I'm also looking for a saw of some sort not only to take down but more importantly to trim up and cut firewood logs out of trees instead of using a chainsaw, I'm also a land clearing contractor and my crew is tired of using a chainsaw to buck up everything and it takes too long. I need one durable and fast capable of handling wood up to 24 inches and tilt 180 degrees either a chainsaw or buzzsaw blade style like a felling head uses but without all the clamping systems. The shears are slow in large wood and none are capable of doing hardwood over 10 inches and thats primarily what I do is hardwood and usually over ten inches. Any ideas or where to search out components durable enough to take it day in and day out yet capable of revamping to work on a skidsteer. We've been looking at making a mount for a felling saw cut off disk assembly to mounting it onto a rotator and putting it on a skidsteer plate to hook up but its looking wickedly dangerous, is there something out there I'm missing and haven't found that'll work instead???


----------



## Twigg (Jan 6, 2008)

*marshall tree saw?*

Have any of you ever used the marshall tree saw that is an attachment for the front of a skid steer. It runs off the standard flow hydralic systems. It works very well.


----------



## STLfirewood (Jan 6, 2008)

This is from one of the websites posted but the picture wasn't posted. It's a rotary saw.
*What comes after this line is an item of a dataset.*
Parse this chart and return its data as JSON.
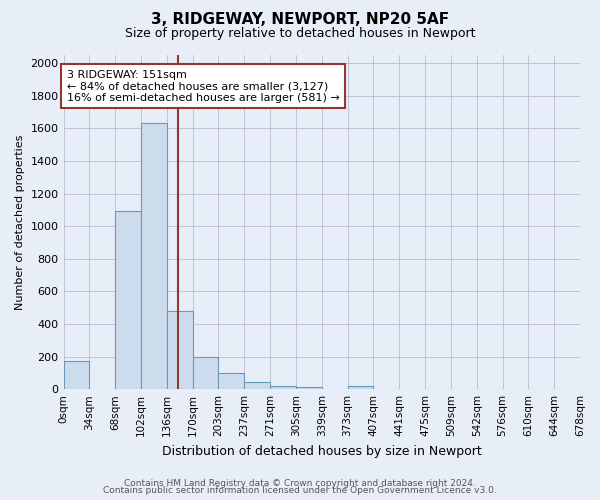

http://www.treeterminator.com/rotary_saw.htm


----------



## LNG24 (Jan 7, 2008)

I still wonder about these saws. If the tree is heavy on your side (and your not going to see this inside of a cab) it will fall onto the cab. I saw the other saw had a provision for this. A V above the cutter to force it to fall to the side away from the cab so it must happen.

The shear is still the fastest from what I can see in the videos. And you can lift and move them with the shear.


----------



## JohnH (Jan 7, 2008)

I Know Rayns makes a 15" saw head for skidsteers And Dymax makes a 14" saw head


----------